We had a bug that caused us to write 0 byte documents to Azure blob storage. It was there for a while. We tried hard to find it.
Eventually, we turned on blob snapshots which, instead of replacing a blob with a new blob on every write, makes a copy that you can promote at a later time.
This week, we had a production issue where a blob had 0 bytes. We hadn't seen it in so long, we secretly hoped the problem was magically fixed by someone else.
After promoting the previous copy, which unblocked the issue, I stared in frustration at the code, not understanding how we were writing to a stream with 0 bytes.
I probably spent an hour tracing through code and found no place where we were doing anything that would cause this issue. So I decided to take a walk... to the kitchen. There, I sat down with our CTO and described the situation. We started talking through scenarios of how this could happen. Maybe this was a bug in Azure blob or the SDK. Maybe it was our code. Maybe we were somehow purging the stream buffer.
After 10 minutes of ideas, we went back to my machine and started to take a closer look at the issue. First, we noticed the timestamps. We audit a lot of things in our system and we had an audit that occurred just before the time we wrote the 0 byte document. We knew what time the write occurred because of the timestamp on the document from the Azure Portal.
Working our way backwards, I filtered the logs looking for errors that may have occurred before the timestamp or just after it. Then I saw a null reference exception in our logs just a little bit before our successful audit. The top of the stacktrace showed the null reference was actually coming from our IOC container attempting to inject a dependency. That was bizarre. We hold on to the containers for the lifetime of the service and that could be days. Even still, that shouldn't have had anything to do with writing a 0 byte document.
However, in an attempt to squash any leads, we dug a little deeper into the surrounding code where the exception was thrown.
A few layers above where the IOC call was eventually made, we see that we are attempting to get an instance of a class that helps us manage encryption. It was that class that was receiving the null reference exception and we happened to be doing that just before we write our data to the blob document.

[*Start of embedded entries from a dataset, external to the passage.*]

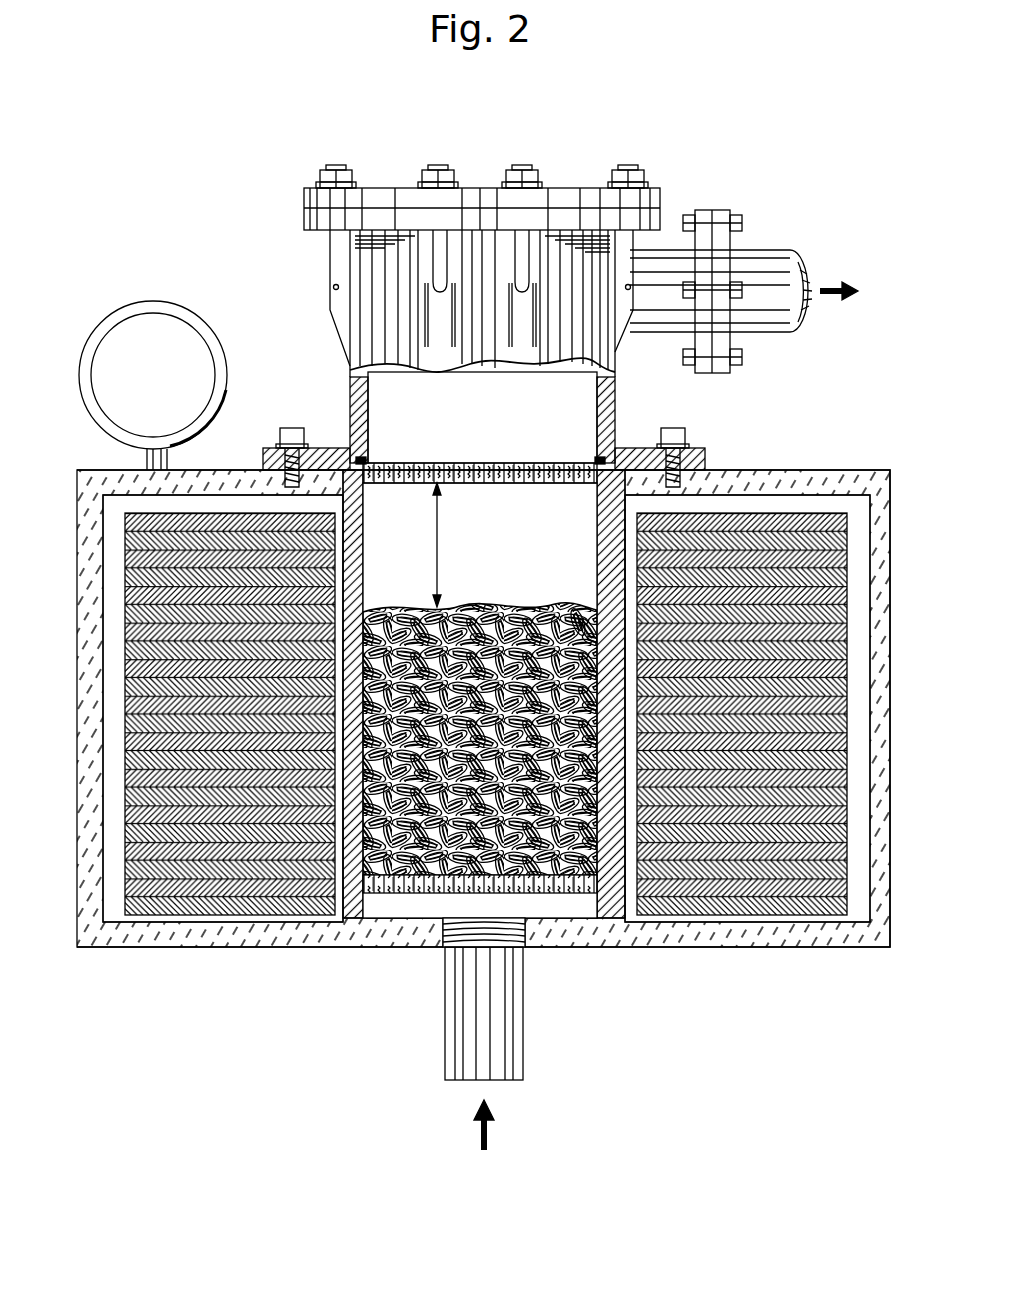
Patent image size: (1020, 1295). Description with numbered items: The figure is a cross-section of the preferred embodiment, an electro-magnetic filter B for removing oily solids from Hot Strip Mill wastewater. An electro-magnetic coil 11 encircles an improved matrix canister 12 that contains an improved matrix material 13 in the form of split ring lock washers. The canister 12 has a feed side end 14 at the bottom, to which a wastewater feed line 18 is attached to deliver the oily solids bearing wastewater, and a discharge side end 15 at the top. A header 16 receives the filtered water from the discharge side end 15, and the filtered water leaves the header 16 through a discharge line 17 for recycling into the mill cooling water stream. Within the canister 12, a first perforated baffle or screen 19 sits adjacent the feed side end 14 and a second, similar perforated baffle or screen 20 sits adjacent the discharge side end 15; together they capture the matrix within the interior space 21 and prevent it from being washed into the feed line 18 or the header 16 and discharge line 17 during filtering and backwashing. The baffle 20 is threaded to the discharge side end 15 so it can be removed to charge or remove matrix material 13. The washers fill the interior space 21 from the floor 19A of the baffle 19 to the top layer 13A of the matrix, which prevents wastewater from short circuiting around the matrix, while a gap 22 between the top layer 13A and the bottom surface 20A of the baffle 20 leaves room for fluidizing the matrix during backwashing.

The electro-magnetic filter B is at (240, 218).
The electro-magnetic coil 11 is at (752, 893).
The matrix canister 12 is at (383, 947).
The matrix material 13 is at (512, 612).
The top layer of the matrix 13A is at (576, 617).
The feed side end 14 is at (403, 948).
The discharge side end 15 is at (525, 462).
The header 16 is at (372, 348).
The discharge line 17 is at (768, 322).
The wastewater feed line 18 is at (505, 1060).
The first perforated baffle or screen 19 is at (527, 895).
The floor of baffle 19A is at (560, 885).
The second perforated baffle or screen 20 is at (445, 480).
The bottom surface of the discharge side baffle 20A is at (520, 484).
The interior space 21 is at (412, 553).
The gap 22 is at (440, 577).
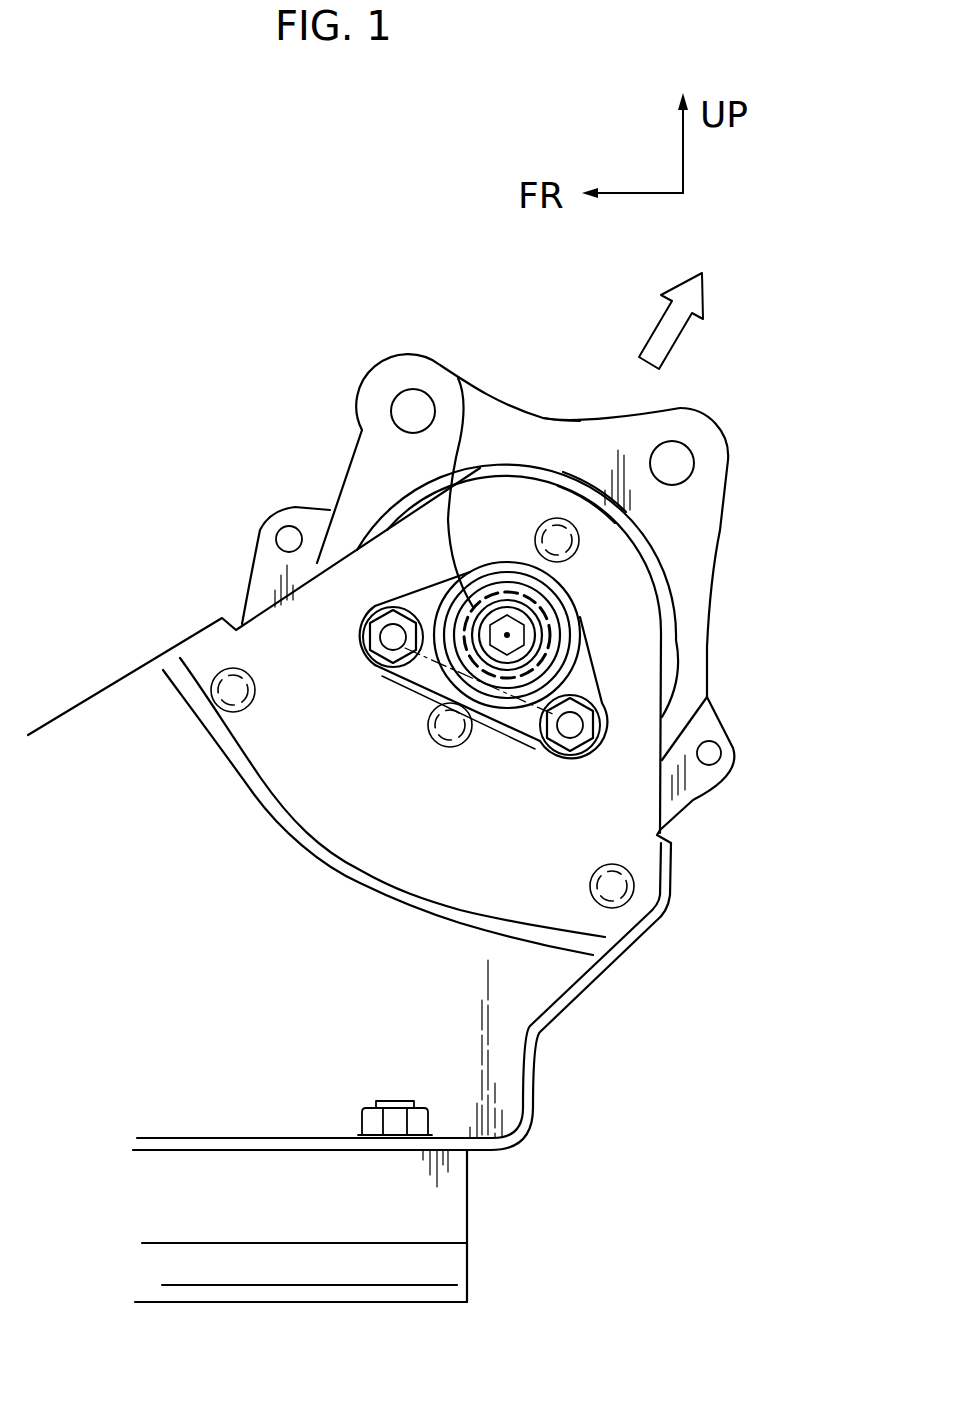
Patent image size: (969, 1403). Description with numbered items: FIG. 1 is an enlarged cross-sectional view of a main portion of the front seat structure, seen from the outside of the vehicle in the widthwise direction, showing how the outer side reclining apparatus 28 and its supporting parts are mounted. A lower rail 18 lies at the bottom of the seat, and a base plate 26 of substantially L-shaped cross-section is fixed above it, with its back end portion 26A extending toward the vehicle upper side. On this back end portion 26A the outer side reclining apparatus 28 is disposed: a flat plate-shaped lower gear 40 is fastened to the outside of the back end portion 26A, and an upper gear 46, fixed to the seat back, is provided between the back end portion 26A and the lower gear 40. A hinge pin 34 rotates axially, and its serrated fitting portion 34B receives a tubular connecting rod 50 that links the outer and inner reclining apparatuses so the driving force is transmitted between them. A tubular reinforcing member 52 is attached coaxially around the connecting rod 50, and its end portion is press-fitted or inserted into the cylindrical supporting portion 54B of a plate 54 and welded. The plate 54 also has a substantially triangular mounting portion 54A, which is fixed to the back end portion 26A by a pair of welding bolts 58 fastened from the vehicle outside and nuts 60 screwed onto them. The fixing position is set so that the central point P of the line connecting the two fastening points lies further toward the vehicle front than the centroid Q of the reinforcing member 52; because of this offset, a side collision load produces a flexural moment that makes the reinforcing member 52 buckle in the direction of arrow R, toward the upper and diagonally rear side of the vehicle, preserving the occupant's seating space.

The lower rail 18 is at (455, 1215).
The base plate 26 is at (62, 710).
The back end portion 26A is at (655, 658).
The outer side reclining apparatus 28 is at (484, 581).
The hinge pin 34 is at (460, 691).
The fitting portion 34B is at (462, 667).
The lower gear 40 is at (697, 798).
The upper gear 46 is at (537, 418).
The connecting rod 50 is at (458, 378).
The reinforcing member 52 is at (693, 712).
The plate 54 is at (417, 587).
The mounting portion 54A is at (575, 646).
The supporting portion 54B is at (600, 583).
The welding bolt 58 is at (395, 637).
The nut 60 is at (378, 668).
The central point P is at (466, 672).
The centroid Q is at (507, 635).
The arrow R is at (680, 335).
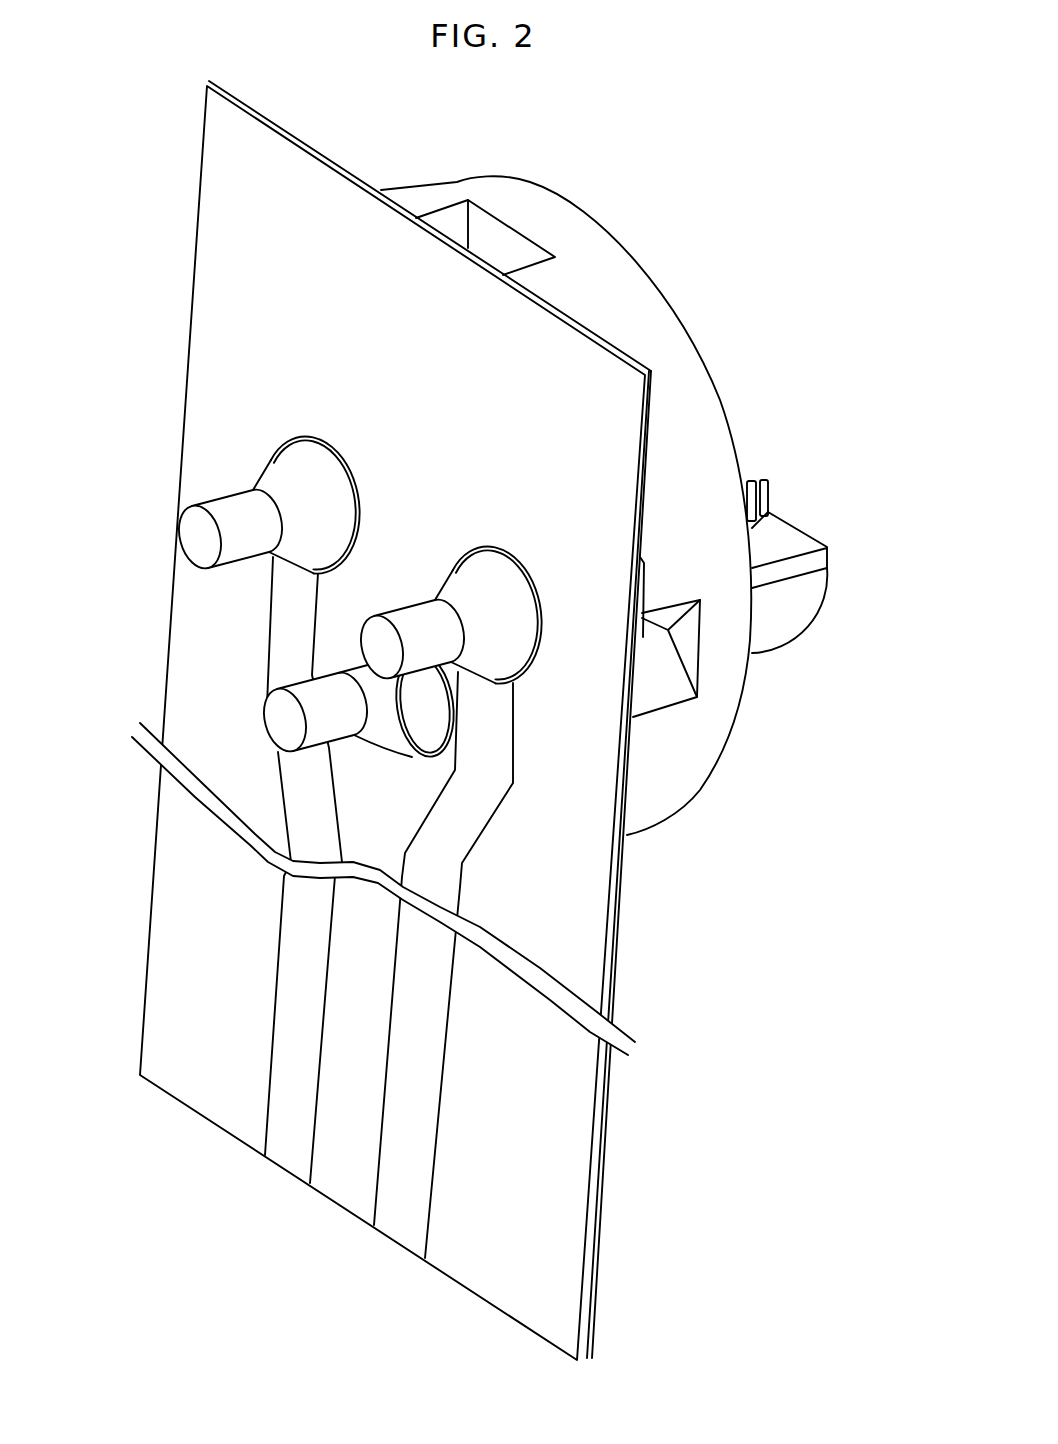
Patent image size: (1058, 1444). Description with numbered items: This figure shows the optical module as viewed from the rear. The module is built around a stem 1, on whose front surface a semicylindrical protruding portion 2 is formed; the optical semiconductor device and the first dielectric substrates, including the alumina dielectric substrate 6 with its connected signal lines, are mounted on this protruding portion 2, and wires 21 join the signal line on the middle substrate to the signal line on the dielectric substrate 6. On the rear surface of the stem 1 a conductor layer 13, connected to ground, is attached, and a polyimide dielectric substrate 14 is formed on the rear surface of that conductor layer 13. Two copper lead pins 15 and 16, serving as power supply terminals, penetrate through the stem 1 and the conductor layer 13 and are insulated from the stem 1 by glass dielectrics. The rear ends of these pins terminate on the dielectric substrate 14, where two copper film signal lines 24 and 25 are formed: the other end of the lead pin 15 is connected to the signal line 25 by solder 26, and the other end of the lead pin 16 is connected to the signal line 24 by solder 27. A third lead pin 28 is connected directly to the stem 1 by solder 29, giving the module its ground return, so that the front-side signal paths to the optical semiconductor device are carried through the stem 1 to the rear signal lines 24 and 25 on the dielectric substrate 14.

The stem 1 is at (572, 280).
The protruding portion 2 is at (770, 627).
The dielectric substrate 6 is at (790, 570).
The conductor layer 13 is at (603, 1217).
The dielectric substrate 14 is at (165, 1040).
The lead pin 15 is at (197, 543).
The lead pin 16 is at (438, 740).
The wires 21 is at (772, 488).
The signal line 24 is at (392, 1193).
The signal line 25 is at (282, 1122).
The solder 26 is at (302, 475).
The solder 27 is at (508, 618).
The lead pin 28 is at (272, 717).
The solder 29 is at (405, 740).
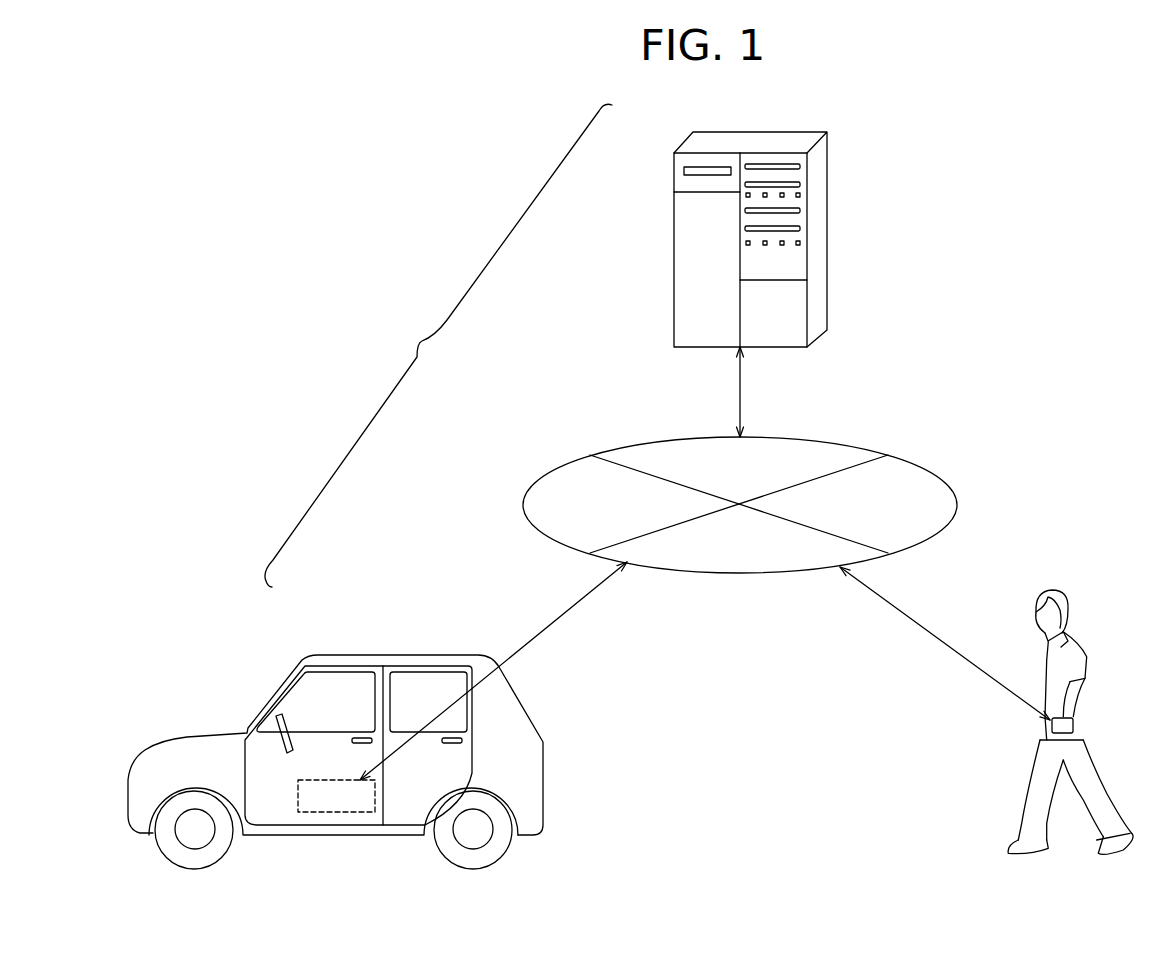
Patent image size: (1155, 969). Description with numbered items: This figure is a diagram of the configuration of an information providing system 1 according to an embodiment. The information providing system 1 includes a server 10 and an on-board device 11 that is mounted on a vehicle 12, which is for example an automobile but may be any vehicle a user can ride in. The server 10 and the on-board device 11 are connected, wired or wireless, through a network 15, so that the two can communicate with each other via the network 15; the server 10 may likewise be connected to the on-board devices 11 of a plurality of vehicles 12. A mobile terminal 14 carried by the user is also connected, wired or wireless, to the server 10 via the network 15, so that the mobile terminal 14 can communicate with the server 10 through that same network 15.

The information providing system 1 is at (438, 345).
The server 10 is at (693, 140).
The on-board device 11 is at (333, 797).
The vehicle 12 is at (192, 733).
The mobile terminal 14 is at (1075, 733).
The network 15 is at (930, 468).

That shouldn't have mattered because we had code like this:
1 | using (var stream = await blob.OpenWriteAsync()) |
We call OpenWriteAsync
which returns a CloudBlobStream
which inherits from Stream
. We do some encryption stuff and then we write the data to blob. The "do some encryption stuff" is what was failing. Since this was wrapping in a using
block, that means the exception was actually thrown in the compiler generated try
block and then the finally
block calls Dispose
on the CloudBlobStream
because it ultimately implements IDisposable
.
We dug a little deeper into what Dispose
was doing on the CloudBlobStream
: it ends up calling Commit
which, as you can guess, commits the data in the stream to blob. But, at this point we hadn't written any data. So it was actually committing an empty stream which created a 0 byte blob document.
But why were we through that exception to begin with? Well, we DO dispose the container when the Cloud Service instance is shutting down. So, that means we have to start shutting down a worker role (which is done via autoscaling or deployments) and begin processing a new message from our queue infrastructure within a very tight window. Then we will attempt to create a new encryption helper instance at just the right time before the role is down and that will lead to the disposed container which causes the exception.
That, in of itself, shouldn't be a big deal. Our message goes back into the queue because it couldn't finish since the machine shut down. However, and without going too much into detail, we need to read data in the blob in order to know how we need to modify it. That means when we try to reprocess the message, it fails again because we don't have any of the data in the document that we should.
There are a couple of immediate takeaways from this that we are working through. First, we shouldn't have been doing anything inside of the using
block other than what was purely necessary. We didn't need to do the encryption stuff in the using. If we hadn't we wouldn't have had an exception in a place where ultimately a commit would be called.
Second, we are considering putting the writes to the document in a separate message that isn't dependent on reading the document first. This would have let us replay the message and work the second time around.
To get around the issue right now (before we break things apart), we removed the using
block all together and simply call Dispose
ourselves when we are done. We've also removed anything between getting the stream and using the stream.